Identification of Differentially Expressed miRNAs in Porcine Adipose Tissues and Evaluation of Their Effects on Feed Efficiency

Abstract

Feed efficiency (FE) is a very important trait affecting the economic benefits of pig breeding enterprises. Adipose tissue can modulate a variety of processes such as feed intake, energy metabolism and systemic physiological processes. However, the mechanism by which microRNAs (miRNAs) in adipose tissues regulate FE remains largely unknown. Therefore, this study aimed to screen potential miRNAs related to FE through miRNA sequencing. The miRNA profiles in porcine adipose tissues were obtained and 14 miRNAs were identified differentially expressed in adipose tissues of pigs with extreme differences in FE, of which 9 were down-regulated and 5 were up-regulated. GO and KEGG analyses indicated that these miRNAs were significantly related to lipid metabolism and these miRNAs modulated FE by regulating lipid metabolism. Subsequently, quantitative reverse transcription-polymerase chain reaction (qRT-PCR) of five randomly selected DEMs was used to verify the reliability of miRNA-seq data. Furthermore, 39 differentially expressed target genes of these DEMs were obtained, and DEMs-target mRNA interaction networks were constructed. In addition, the most significantly down-regulated miRNAs, ssc-miR-122-5p and ssc-miR-192, might be the key miRNAs for FE. Our results reveal the mechanism by which adipose miRNAs regulate feed efficiency in pigs. This study provides a theoretical basis for the further study of swine feed efficiency improvement.

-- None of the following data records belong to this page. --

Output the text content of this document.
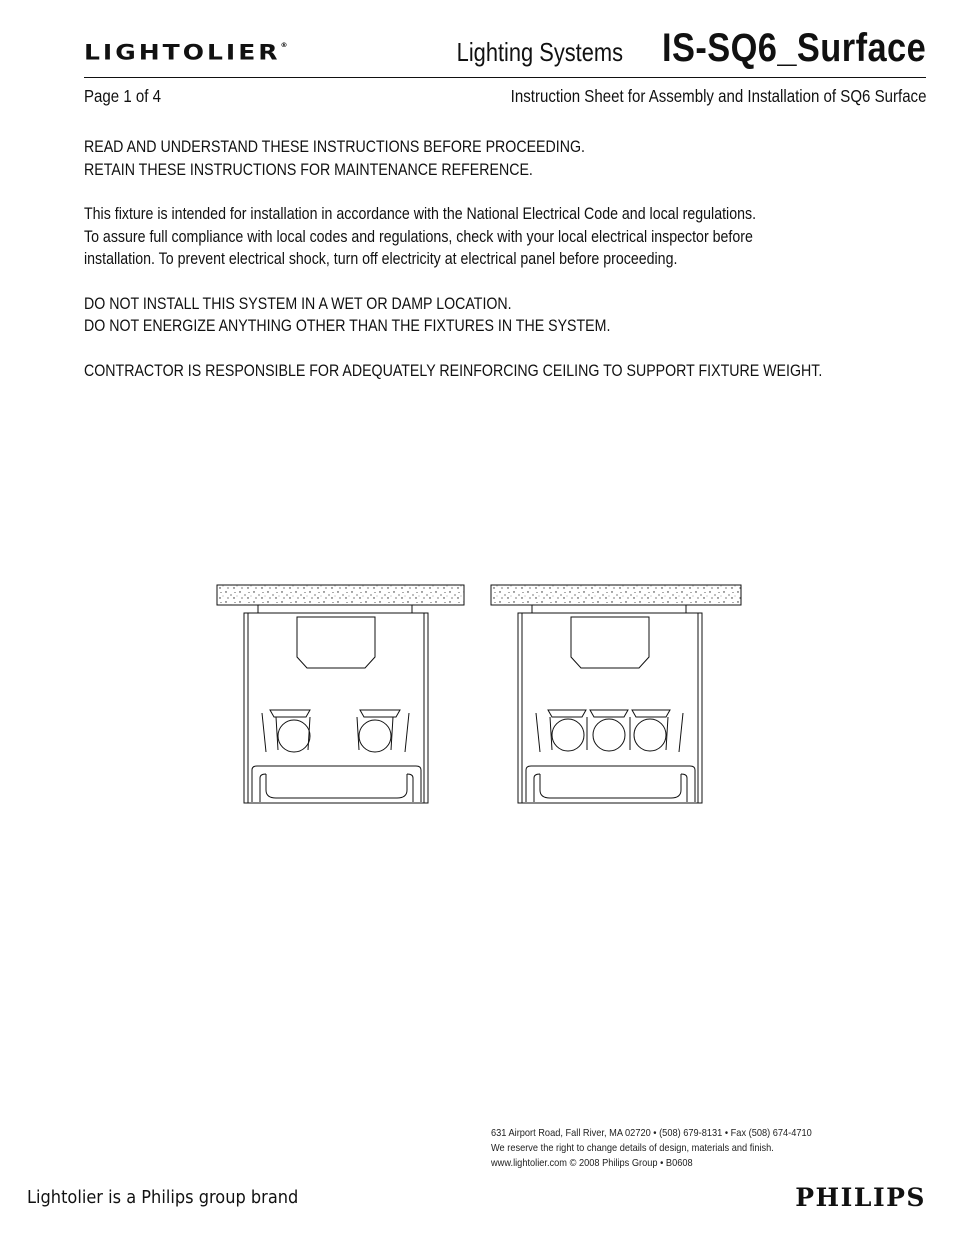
LIGHTOLIER®	Lighting Systems IS-SQ6_Surface
Page 1 of 4	Instruction Sheet for Assembly and Installation of SQ6 Surface

READ AND UNDERSTAND THESE INSTRUCTIONS BEFORE PROCEEDING.
RETAIN THESE INSTRUCTIONS FOR MAINTENANCE REFERENCE.

This fixture is intended for installation in accordance with the National Electrical Code and local regulations.
To assure full compliance with local codes and regulations, check with your local electrical inspector before
installation. To prevent electrical shock, turn off electricity at electrical panel before proceeding.

DO NOT INSTALL THIS SYSTEM IN A WET OR DAMP LOCATION.
DO NOT ENERGIZE ANYTHING OTHER THAN THE FIXTURES IN THE SYSTEM.

CONTRACTOR IS RESPONSIBLE FOR ADEQUATELY REINFORCING CEILING TO SUPPORT FIXTURE WEIGHT.

631 Airport Road, Fall River, MA 02720 • (508) 679-8131 • Fax (508) 674-4710
We reserve the right to change details of design, materials and finish.
www.lightolier.com © 2008 Philips Group • B0608
Lightolier is a Philips group brand	PHILIPS
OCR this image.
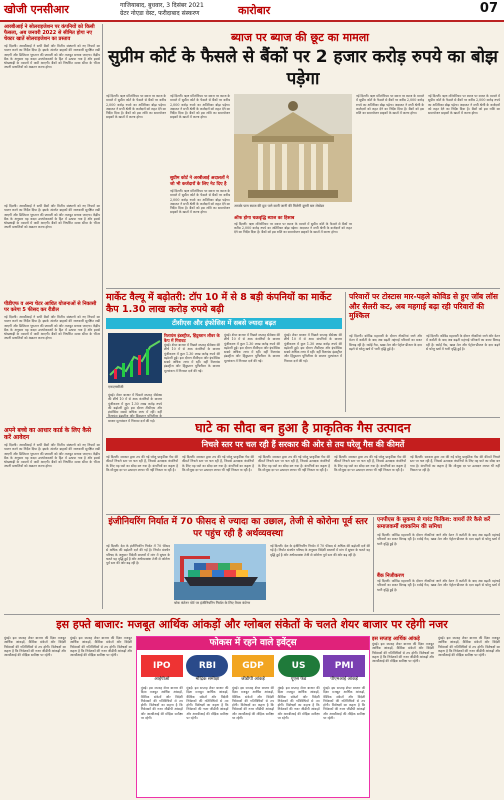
खोजी एनसीआर	गाजियाबाद, बुधवार, 3 दिसंबर 2021
ग्रेटर नोएडा वेस्ट, फरीदाबाद संस्करण	कारोबार	07
आरबीआई ने सोलराइजेशन पर कंपनियों को किसी फैसला, अब जनवरी 2022 से सीमित होगा नए चेक्टर खातें सोलराइजेशन का प्रस्ताव
नई दिल्ली। आरबीआई ने सभी बैंकों और वित्तीय संस्थानों को नए नियमों का पालन करने का निर्देश दिया है। इसके अंतर्गत ग्राहकों की जानकारी सुरक्षित रखी जाएगी और डिजिटल भुगतान की प्रणाली को और मजबूत बनाया जाएगा। केंद्रीय बैंक के अनुसार यह कदम उपभोक्ताओं के हित में उठाया गया है और इससे धोखाधड़ी के मामलों में कमी आएगी। बैंकों को निर्धारित समय सीमा के भीतर अपनी प्रणालियों को अद्यतन करना होगा।
नई दिल्ली। आरबीआई ने सभी बैंकों और वित्तीय संस्थानों को नए नियमों का पालन करने का निर्देश दिया है। इसके अंतर्गत ग्राहकों की जानकारी सुरक्षित रखी जाएगी और डिजिटल भुगतान की प्रणाली को और मजबूत बनाया जाएगा। केंद्रीय बैंक के अनुसार यह कदम उपभोक्ताओं के हित में उठाया गया है और इससे धोखाधड़ी के मामलों में कमी आएगी। बैंकों को निर्धारित समय सीमा के भीतर अपनी प्रणालियों को अद्यतन करना होगा।
पीडीएफ व अन्य चेटर आधित योजनाओं से निकासी पर करेगा 5 फीसद कर रीडील
नई दिल्ली। आरबीआई ने सभी बैंकों और वित्तीय संस्थानों को नए नियमों का पालन करने का निर्देश दिया है। इसके अंतर्गत ग्राहकों की जानकारी सुरक्षित रखी जाएगी और डिजिटल भुगतान की प्रणाली को और मजबूत बनाया जाएगा। केंद्रीय बैंक के अनुसार यह कदम उपभोक्ताओं के हित में उठाया गया है और इससे धोखाधड़ी के मामलों में कमी आएगी। बैंकों को निर्धारित समय सीमा के भीतर अपनी प्रणालियों को अद्यतन करना होगा।
अपने बच्चे का आधार कार्ड के लिए कैसे करें आवेदन
नई दिल्ली। आरबीआई ने सभी बैंकों और वित्तीय संस्थानों को नए नियमों का पालन करने का निर्देश दिया है। इसके अंतर्गत ग्राहकों की जानकारी सुरक्षित रखी जाएगी और डिजिटल भुगतान की प्रणाली को और मजबूत बनाया जाएगा। केंद्रीय बैंक के अनुसार यह कदम उपभोक्ताओं के हित में उठाया गया है और इससे धोखाधड़ी के मामलों में कमी आएगी। बैंकों को निर्धारित समय सीमा के भीतर अपनी प्रणालियों को अद्यतन करना होगा।
ब्याज पर ब्याज की छूट का मामला
सुप्रीम कोर्ट के फैसले से बैंकों पर 2 हजार करोड़ रुपये का बोझ पड़ेगा
नई दिल्ली। ऋण मोरेटोरियम पर ब्याज पर ब्याज के मामले में सुप्रीम कोर्ट के फैसले से बैंकों पर करीब 2,000 करोड़ रुपये का अतिरिक्त बोझ पड़ेगा। अदालत ने सभी श्रेणी के कर्जदारों को राहत देने का निर्देश दिया है। बैंकों को इस राशि का समायोजन ग्राहकों के खातों में करना होगा।
नई दिल्ली। ऋण मोरेटोरियम पर ब्याज पर ब्याज के मामले में सुप्रीम कोर्ट के फैसले से बैंकों पर करीब 2,000 करोड़ रुपये का अतिरिक्त बोझ पड़ेगा। अदालत ने सभी श्रेणी के कर्जदारों को राहत देने का निर्देश दिया है। बैंकों को इस राशि का समायोजन ग्राहकों के खातों में करना होगा।
सुप्रीम कोर्ट ने अरबीआई अदालतों ने जो भी कर्जदारों के लिए नेट दिए है
नई दिल्ली। ऋण मोरेटोरियम पर ब्याज पर ब्याज के मामले में सुप्रीम कोर्ट के फैसले से बैंकों पर करीब 2,000 करोड़ रुपये का अतिरिक्त बोझ पड़ेगा। अदालत ने सभी श्रेणी के कर्जदारों को राहत देने का निर्देश दिया है। बैंकों को इस राशि का समायोजन ग्राहकों के खातों में करना होगा।
आपके पास ब्याज की छूट पाने वाली जानी की मिलेगी दूसरी बार लेबोडर
ऑफ होगा चक्रवृद्धि ब्याज का हिसाब
नई दिल्ली। ऋण मोरेटोरियम पर ब्याज पर ब्याज के मामले में सुप्रीम कोर्ट के फैसले से बैंकों पर करीब 2,000 करोड़ रुपये का अतिरिक्त बोझ पड़ेगा। अदालत ने सभी श्रेणी के कर्जदारों को राहत देने का निर्देश दिया है। बैंकों को इस राशि का समायोजन ग्राहकों के खातों में करना होगा।
नई दिल्ली। ऋण मोरेटोरियम पर ब्याज पर ब्याज के मामले में सुप्रीम कोर्ट के फैसले से बैंकों पर करीब 2,000 करोड़ रुपये का अतिरिक्त बोझ पड़ेगा। अदालत ने सभी श्रेणी के कर्जदारों को राहत देने का निर्देश दिया है। बैंकों को इस राशि का समायोजन ग्राहकों के खातों में करना होगा।
नई दिल्ली। ऋण मोरेटोरियम पर ब्याज पर ब्याज के मामले में सुप्रीम कोर्ट के फैसले से बैंकों पर करीब 2,000 करोड़ रुपये का अतिरिक्त बोझ पड़ेगा। अदालत ने सभी श्रेणी के कर्जदारों को राहत देने का निर्देश दिया है। बैंकों को इस राशि का समायोजन ग्राहकों के खातों में करना होगा।
मार्केट वैल्यू में बढ़ोतरी: टॉप 10 में से 8 बड़ी कंपनियों का मार्केट कैप 1.30 लाख करोड़ रुपये बढ़ी
टीसीएस और इंफोसिस में सबसे ज्यादा बढ़त
रिलायंस इंडस्ट्रीज, हिंदुस्तान लीवर के कैप में गिरावट
मुंबई। शेयर बाजार में पिछले सप्ताह सेंसेक्स की शीर्ष 10 में से आठ कंपनियों के बाजार पूंजीकरण में कुल 1.30 लाख करोड़ रुपये की बढ़ोतरी हुई। इस दौरान टीसीएस और इंफोसिस सबसे अधिक लाभ में रहीं। वहीं रिलायंस इंडस्ट्रीज और हिंदुस्तान यूनिलीवर के बाजार मूल्यांकन में गिरावट दर्ज की गई।
एफएमसीजी
मुंबई। शेयर बाजार में पिछले सप्ताह सेंसेक्स की शीर्ष 10 में से आठ कंपनियों के बाजार पूंजीकरण में कुल 1.30 लाख करोड़ रुपये की बढ़ोतरी हुई। इस दौरान टीसीएस और इंफोसिस सबसे अधिक लाभ में रहीं। वहीं बाजार मूल्यांकन में गिरावट दर्ज की गई।
मुंबई। शेयर बाजार में पिछले सप्ताह सेंसेक्स की शीर्ष 10 में से आठ कंपनियों के बाजार पूंजीकरण में कुल 1.30 लाख करोड़ रुपये की बढ़ोतरी हुई। इस दौरान टीसीएस और इंफोसिस सबसे अधिक लाभ में रहीं। वहीं रिलायंस इंडस्ट्रीज और हिंदुस्तान यूनिलीवर के बाजार मूल्यांकन में गिरावट दर्ज की गई।
मुंबई। शेयर बाजार में पिछले सप्ताह सेंसेक्स की शीर्ष 10 में से आठ कंपनियों के बाजार पूंजीकरण में कुल 1.30 लाख करोड़ रुपये की बढ़ोतरी हुई। इस दौरान टीसीएस और इंफोसिस सबसे अधिक लाभ में रहीं। वहीं रिलायंस इंडस्ट्रीज और हिंदुस्तान यूनिलीवर के बाजार मूल्यांकन में गिरावट दर्ज की गई।
परिवारों पर टोस्टास मार-पहले कोविड से हुए जॉब लॉस और सैलरी कट, अब महगाई बढ़ा रही परिवारों की मुश्किल
नई दिल्ली। कोविड महामारी के दौरान नौकरियां जाने और वेतन में कटौती के बाद अब बढ़ती महंगाई परिवारों का बजट बिगाड़ रही है। रसोई गैस, खाद्य तेल और पेट्रोल-डीजल के दाम बढ़ने से घरेलू खर्च में भारी वृद्धि हुई है।
नई दिल्ली। कोविड महामारी के दौरान नौकरियां जाने और वेतन में कटौती के बाद अब बढ़ती महंगाई परिवारों का बजट बिगाड़ रही है। रसोई गैस, खाद्य तेल और पेट्रोल-डीजल के दाम बढ़ने से घरेलू खर्च में भारी वृद्धि हुई है।
घाटे का सौदा बन हुआ है प्राकृतिक गैस उत्पादन
निचले स्तर पर चल रही हैं सरकार की ओर से तय घरेलू गैस की कीमतें
नई दिल्ली। सरकार द्वारा तय की गई घरेलू प्राकृतिक गैस की कीमतें निचले स्तर पर चल रही हैं, जिससे उत्पादक कंपनियों के लिए यह घाटे का सौदा बन गया है। कंपनियों का कहना है कि मौजूदा दर पर उत्पादन लागत भी नहीं निकल पा रही है।
नई दिल्ली। सरकार द्वारा तय की गई घरेलू प्राकृतिक गैस की कीमतें निचले स्तर पर चल रही हैं, जिससे उत्पादक कंपनियों के लिए यह घाटे का सौदा बन गया है। कंपनियों का कहना है कि मौजूदा दर पर उत्पादन लागत भी नहीं निकल पा रही है।
नई दिल्ली। सरकार द्वारा तय की गई घरेलू प्राकृतिक गैस की कीमतें निचले स्तर पर चल रही हैं, जिससे उत्पादक कंपनियों के लिए यह घाटे का सौदा बन गया है। कंपनियों का कहना है कि मौजूदा दर पर उत्पादन लागत भी नहीं निकल पा रही है।
नई दिल्ली। सरकार द्वारा तय की गई घरेलू प्राकृतिक गैस की कीमतें निचले स्तर पर चल रही हैं, जिससे उत्पादक कंपनियों के लिए यह घाटे का सौदा बन गया है। कंपनियों का कहना है कि मौजूदा दर पर उत्पादन लागत भी नहीं निकल पा रही है।
नई दिल्ली। सरकार द्वारा तय की गई घरेलू प्राकृतिक गैस की कीमतें निचले स्तर पर चल रही हैं, जिससे उत्पादक कंपनियों के लिए यह घाटे का सौदा बन गया है। कंपनियों का कहना है कि मौजूदा दर पर उत्पादन लागत भी नहीं निकल पा रही है।
इंजीनियरिंग निर्यात में 70 फीसद से ज्यादा का उछाल, तेजी से कोरोना पूर्व स्तर पर पहुंच रही है अर्थव्यवस्था
नई दिल्ली। देश के इंजीनियरिंग निर्यात में 70 फीसद से अधिक की बढ़ोतरी दर्ज की गई है। निर्यात संवर्धन परिषद के अनुसार विदेशी बाजारों में मांग में सुधार के चलते यह वृद्धि हुई है और अर्थव्यवस्था तेजी से कोरोना पूर्व स्तर की ओर बढ़ रही है।
थोक कंटेनर पोर्ट पर इंजीनियरिंग निर्यात के लिए तैयार कंटेनर
नई दिल्ली। देश के इंजीनियरिंग निर्यात में 70 फीसद से अधिक की बढ़ोतरी दर्ज की गई है। निर्यात संवर्धन परिषद के अनुसार विदेशी बाजारों में मांग में सुधार के चलते यह वृद्धि हुई है और अर्थव्यवस्था तेजी से कोरोना पूर्व स्तर की ओर बढ़ रही है।
एनपीएस के सुकमा से गारंट फिकिश: वायरों तेरे कैसे करें समाजकर्मी शवकनिम की समिधा
नई दिल्ली। कोविड महामारी के दौरान नौकरियां जाने और वेतन में कटौती के बाद अब बढ़ती महंगाई परिवारों का बजट बिगाड़ रही है। रसोई गैस, खाद्य तेल और पेट्रोल-डीजल के दाम बढ़ने से घरेलू खर्च में भारी वृद्धि हुई है।
बैंक निजीकरण
नई दिल्ली। कोविड महामारी के दौरान नौकरियां जाने और वेतन में कटौती के बाद अब बढ़ती महंगाई परिवारों का बजट बिगाड़ रही है। रसोई गैस, खाद्य तेल और पेट्रोल-डीजल के दाम बढ़ने से घरेलू खर्च में भारी वृद्धि हुई है।
इस हफ्ते बाजार: मजबूत आर्थिक आंकड़ों और ग्लोबल संकेतों के चलते शेयर बाजार पर रहेगी नजर
मुंबई। इस सप्ताह शेयर बाजार की दिशा मजबूत आर्थिक आंकड़ों, वैश्विक संकेतों और विदेशी निवेशकों की गतिविधियों से तय होगी। विशेषज्ञों का कहना है कि निवेशकों की नजर जीडीपी आंकड़ों और आरबीआई की मौद्रिक समीक्षा पर रहेगी।
मुंबई। इस सप्ताह शेयर बाजार की दिशा मजबूत आर्थिक आंकड़ों, वैश्विक संकेतों और विदेशी निवेशकों की गतिविधियों से तय होगी। विशेषज्ञों का कहना है कि निवेशकों की नजर जीडीपी आंकड़ों और आरबीआई की मौद्रिक समीक्षा पर रहेगी।
फोकस में रहने वाले इवेंट्स
IPO
आईपीओ
RBI
मौद्रिक समीक्षा
GDP
जीडीपी आंकड़े
US
यूएस फेड
PMI
पीएमआई आंकड़े
मुंबई। इस सप्ताह शेयर बाजार की दिशा मजबूत आर्थिक आंकड़ों, वैश्विक संकेतों और विदेशी निवेशकों की गतिविधियों से तय होगी। विशेषज्ञों का कहना है कि निवेशकों की नजर जीडीपी आंकड़ों और आरबीआई की मौद्रिक समीक्षा पर रहेगी।
मुंबई। इस सप्ताह शेयर बाजार की दिशा मजबूत आर्थिक आंकड़ों, वैश्विक संकेतों और विदेशी निवेशकों की गतिविधियों से तय होगी। विशेषज्ञों का कहना है कि निवेशकों की नजर जीडीपी आंकड़ों और आरबीआई की मौद्रिक समीक्षा पर रहेगी।
मुंबई। इस सप्ताह शेयर बाजार की दिशा मजबूत आर्थिक आंकड़ों, वैश्विक संकेतों और विदेशी निवेशकों की गतिविधियों से तय होगी। विशेषज्ञों का कहना है कि निवेशकों की नजर जीडीपी आंकड़ों और आरबीआई की मौद्रिक समीक्षा पर रहेगी।
मुंबई। इस सप्ताह शेयर बाजार की दिशा मजबूत आर्थिक आंकड़ों, वैश्विक संकेतों और विदेशी निवेशकों की गतिविधियों से तय होगी। विशेषज्ञों का कहना है कि निवेशकों की नजर जीडीपी आंकड़ों और आरबीआई की मौद्रिक समीक्षा पर रहेगी।
मुंबई। इस सप्ताह शेयर बाजार की दिशा मजबूत आर्थिक आंकड़ों, वैश्विक संकेतों और विदेशी निवेशकों की गतिविधियों से तय होगी। विशेषज्ञों का कहना है कि निवेशकों की नजर जीडीपी आंकड़ों और आरबीआई की मौद्रिक समीक्षा पर रहेगी।
इस सप्ताह आर्थिक आंकड़े
मुंबई। इस सप्ताह शेयर बाजार की दिशा मजबूत आर्थिक आंकड़ों, वैश्विक संकेतों और विदेशी निवेशकों की गतिविधियों से तय होगी। विशेषज्ञों का कहना है कि निवेशकों की नजर जीडीपी आंकड़ों और आरबीआई की मौद्रिक समीक्षा पर रहेगी।
मुंबई। इस सप्ताह शेयर बाजार की दिशा मजबूत आर्थिक आंकड़ों, वैश्विक संकेतों और विदेशी निवेशकों की गतिविधियों से तय होगी। विशेषज्ञों का कहना है कि निवेशकों की नजर जीडीपी आंकड़ों और आरबीआई की मौद्रिक समीक्षा पर रहेगी।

Keywords: adipose tissues; feed efficiency; microRNA; pig; residual feed intake.

Figure 1

Summary of RFI in the populations of Yorkshire pigs. (A) The distribution of RFI in the populations of Yorkshire pigs. (B) The RFI of the sequencing individual. *** represent p ≤ 0.001, meaning the RFI between High-FE and Low-FE significant differences.

Figure 2

Volcano plot of DEMs in adipose tissues between high-FE and low-FE pigs. The blue dots represent the DEMs; the red dots represent the miRNAs with no significant expression differences.

Figure 3

Hierarchically cluster heat map of DEMs. Red represents up-DEMs in adipose tissue, and blue represents down-DEMs in adipose tissue. Color intensity represents the degree of regulation (up- or down-regulation).

Figure 4

Validation of the RNA sequencing using qRT-PCR. U6 snRNA was used for samples standardization. (A) qRT-PCR validation of five DEMs in adipose tissues. (B) Line-fit plot of qRT-PCR results and RNA-sequencing data for selected DEMs. Mark * in (A) represent the expression level significantly different between two group (p < 0.05).

Figure 5

GO enrichment analysis of target genes of DEMs.

Figure 6

Pathway enrichment of target genes of DEMs.

Figure 7

Cluster heat map of DEMs and enrichment pathways associated with target gene. The miRNAs enriched in the similar pathways were clustered together, and the pathways enriched with similar miRNAs were clustered together. Since porcine miRNAs were not available to the DIANA miRPath, the prediction used human miRNAs instead.

Figure 8

DEMs–target mRNA interaction network. The network of 11 DEMs and 39 target genes of miRNA were analyzed using Cytoscape.